Leisure real estate market makes waves

Copyright: David Lawson – appeared Property Week Feb 1998

Home page

Big investors are like oil tankers; slow to start and even harder to steer. But once they get going, boy do they make waves. It took a decade for retail warehousing to feel the full force of this buffeting. Leisure property is feeling the wash after only a couple of years.

  'But how do they steer the right course?' asked the bemused research director of one property consultancy. 'Where are the borders between prime and secondary? What are the correct yields. There is no performance measure because the Investment Property Databank has no leisure category.'

  He has a point. The market is so new that prices can appear guesswork to outsiders. When multiplexes fetch sub-7% yields, as in a recent Chesterfield deal by Canada Life, there is every right to be looking around for icebergs in the fog.

  There is a method in this madness, however. 'You can extrapolate from retail warehousing,' says Will Scoular of Richard Ellis. He looks at internal rates of return over five to ten years, setting targets of 12-14% for non-geared schemes and 20% when geared. Complications arise, however,  over schemes like cineplexes, where stepped increases of 3% a year were built in because this is such a new market. Premiums are also hidden in some deals.

 This is where fireworks will fly when reviews come around. 'You can't compare with a property down the road because two cinemas will be under different terms and  fitted out differently,' says Helen Turner of Knight Frank.

  Opinion is already divided on whether current initial yields give an accurate picture of the market. James Welch at Jones Lang Wootton points out that such schemes are immediately reversionary, as rent levels will have risen by the time they open. Equivalent yields - generally 7% or more - are more accurate, he says.

 Cue for an explosion from Turner, who warns that much can happen in that time. 'What if the Chesterfield scheme is hit by the new Sheffield development? Who can say how much rents will change?'

  Leisure is rife with this kind of problem. There is no universal product which accepts simple rules. Golf and hotels, for instance, are totally different to multiplexes. 'Golf courses  are businesses. We value against profit and set benchmarks by comparing the accounts against comparable facilities,' says Jeremy Rollason  of FPD Savills.

  Broadening that skill to plan from general trends is fraught with danger.
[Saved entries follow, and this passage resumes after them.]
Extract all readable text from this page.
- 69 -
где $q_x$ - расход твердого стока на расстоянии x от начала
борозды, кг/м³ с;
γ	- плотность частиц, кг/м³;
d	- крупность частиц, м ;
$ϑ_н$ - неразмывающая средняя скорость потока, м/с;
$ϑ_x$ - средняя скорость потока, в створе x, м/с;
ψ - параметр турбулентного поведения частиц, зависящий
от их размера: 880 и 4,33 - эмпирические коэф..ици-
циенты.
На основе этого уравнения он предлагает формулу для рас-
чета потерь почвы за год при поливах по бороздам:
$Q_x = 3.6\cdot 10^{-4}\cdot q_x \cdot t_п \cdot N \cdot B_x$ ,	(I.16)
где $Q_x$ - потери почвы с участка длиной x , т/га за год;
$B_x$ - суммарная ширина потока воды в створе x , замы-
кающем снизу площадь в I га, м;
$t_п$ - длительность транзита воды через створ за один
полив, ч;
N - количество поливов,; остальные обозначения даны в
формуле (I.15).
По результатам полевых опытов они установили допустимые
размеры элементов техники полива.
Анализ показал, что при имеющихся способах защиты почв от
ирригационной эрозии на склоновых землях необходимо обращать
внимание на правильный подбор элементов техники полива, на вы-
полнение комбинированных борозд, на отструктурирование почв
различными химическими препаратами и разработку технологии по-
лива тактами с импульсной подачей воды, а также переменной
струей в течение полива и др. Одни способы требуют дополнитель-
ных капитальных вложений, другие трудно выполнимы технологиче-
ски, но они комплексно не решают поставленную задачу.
More than 500 courses were built after predictions of a surge in golfing in the Nineties. The best have flourished, with yields hardening from 15-20% to 10-20%, but others are now being sold on cheaply because demand has not matched expectations - or they are simply bad locations.
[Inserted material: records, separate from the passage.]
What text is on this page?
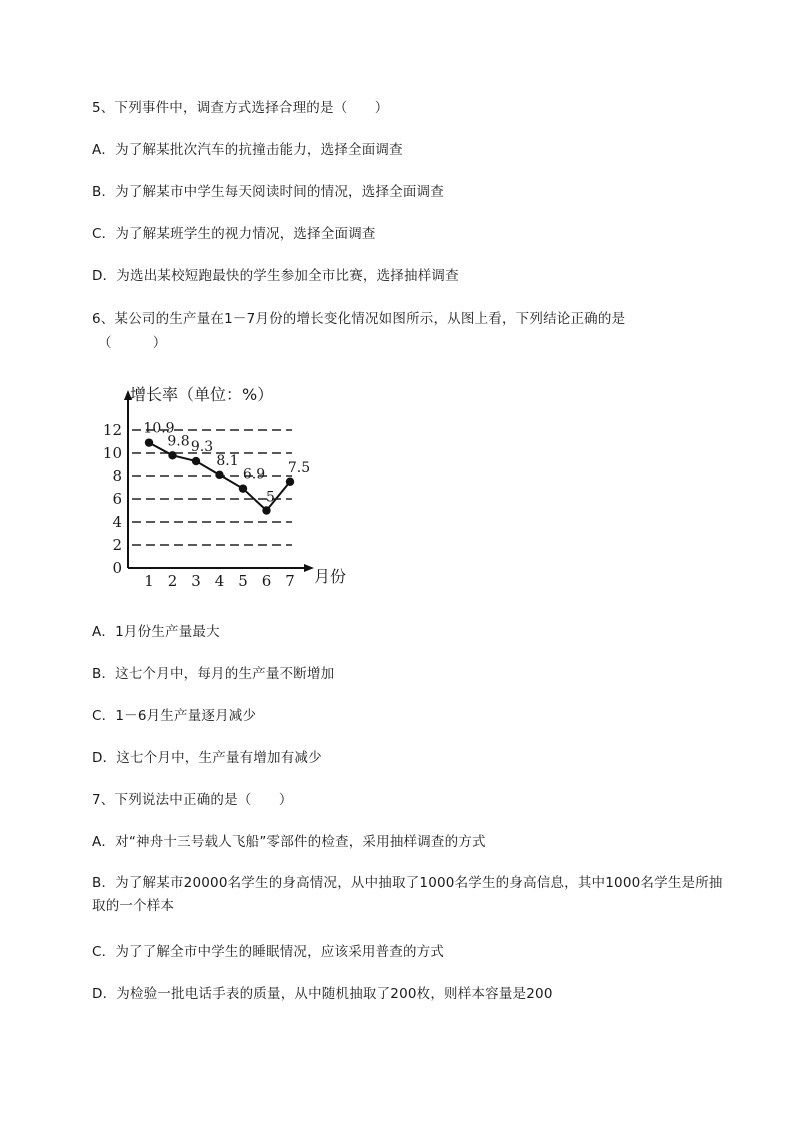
5、下列事件中，调查方式选择合理的是（　　）

A．为了解某批次汽车的抗撞击能力，选择全面调查

B．为了解某市中学生每天阅读时间的情况，选择全面调查

C．为了解某班学生的视力情况，选择全面调查

D．为选出某校短跑最快的学生参加全市比赛，选择抽样调查

6、某公司的生产量在1－7月份的增长变化情况如图所示，从图上看，下列结论正确的是

（　　　）

0
2
4
6
8
10
12
1 2 3 4 5 6 7
10.9
9.8 9.3
8.1
6.9
5
7.5
增长率（单位：%）
月份

A．1月份生产量最大

B．这七个月中，每月的生产量不断增加

C．1－6月生产量逐月减少

D．这七个月中，生产量有增加有减少

7、下列说法中正确的是（　　）

A．对“神舟十三号载人飞船”零部件的检查，采用抽样调查的方式

B．为了解某市20000名学生的身高情况，从中抽取了1000名学生的身高信息，其中1000名学生是所抽取的一个样本

C．为了了解全市中学生的睡眠情况，应该采用普查的方式

D．为检验一批电话手表的质量，从中随机抽取了200枚，则样本容量是200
  Cinemas are easier to analyse in conventional property terms because they are let on standard leases to generally strong covenants. But they are also in danger of succumbing to trend planning.  The current rush for sites is a  response to  the idea that the UK is underprovided compared with a country like the US. But latest figures  show growth over there has peaked.

  We probably have some way to go, but margins may not be as promising as the surge of planned development implies. Screens increased by almost 70% from 1980-96 in the US while attendance rose by only 30%.
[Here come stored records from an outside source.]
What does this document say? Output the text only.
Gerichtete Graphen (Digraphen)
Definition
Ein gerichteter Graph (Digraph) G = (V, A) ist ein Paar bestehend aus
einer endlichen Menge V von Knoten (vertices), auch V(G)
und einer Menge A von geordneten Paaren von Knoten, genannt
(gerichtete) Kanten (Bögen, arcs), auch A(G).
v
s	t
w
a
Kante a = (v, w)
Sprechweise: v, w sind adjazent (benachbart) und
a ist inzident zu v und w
 Yields are no problem to   John Henley, managing director of leisure developer THI, who insists that 'boxes' on leisure and retail  warehousing parks are similar enough for  standards to overlap.  There have also been enough open market deals to set standards, he adds, And   those frightened enough to need  an industry benchmark will probably have to wait only another 12 months before the IPD separates out the sector.

  He is more concerned with false comparisons between stand-alone cinemas and the kind of parks THI is building. The prime location, public transport links and broad base of a scheme like his developments at Cheshire Oaks and Sheffield makes this a different animal. 'These will blow away stand-alones and poor quality locations - which is why they deserve prime yields,' he says.

  Two wispy clouds remain stubbornly fixed overhead, however. What will happen to values if the tide of potential development rises and how will these big schemes survive if forced back into town centres by a government newly converted to protecting the green belts?

  Welch says 15 leisure park deals   worth 350m were done last year alone, and JLW Finance estimates another 70m of institutional money is waiting to be spent on leisure. Turner fears that sentiment  is rising on expectations of more business along the lines of  the 16.75 pounds/sq ft paid by UCI for a scheme on Trafford Park. 'But these prices will never be met outside certain city centres,' she says.

   Like the tide of business parks promised earlier  this decade, most leisure schemes will not see the light of day. 'The first past the post in each area will see off any chance of later ones,' says John Harrison, who runs the Marylebone Warwick Balfour leisure funds.  That is why he is betting that yields still have some way to go before the market tops.

  In-town development also holds few fears. 'These sites would have better yields because they offer a wider range of alternative uses if leisure does not work,' says Welch. In fact, the crucial importance of public transport to future developments gives in-town development a premium, adds Henley, who is already working on schemes in Luton and Bexleyheath.

  Big-name investors appear to think there are profits to be made.  Norwich Union bought the Festival Leisure Park in Basildon earlier this year on a seemingly soft 7.5% yield, although this was set last year. MEPC is among property companies playing the field. It's latest acquisition involved THI's Luton centre, bought for 17m pounds on an 8% yield.

 Few are confident enough to  dive in head first, however. 'There is very little good stuff around so the funds need hand-holding,' says Turner.

 Chris Taylor, investment director at Prudential, is a recent convert  to leisure but is not ready top start throwing money into ready-made investments.  The Pru is driven by research, and the market is still too young to provide performance data. 'It also looks a bit expensive,' he says.

 Not, however,  when you are building in your own back yard. The fund  happens to have a major stake in Bluewater Park, Dartford, so it made sense to spend  around 12m pounds on the Southern Village shopping centre, where Hoyt will set up its first multi-screen cinema in the UK.

  Cine-UK and Bass are the anchors in Swindon and Warner at Cribs Causeway, Bristol. Both these are in bigger, long-term developments, so the land comes in at historic cost and no margin goes out at a stiff yield to a developer. With another 23 shopping centres in the portfolio, it may be some time before Taylor need to go looking for ready-made schemes.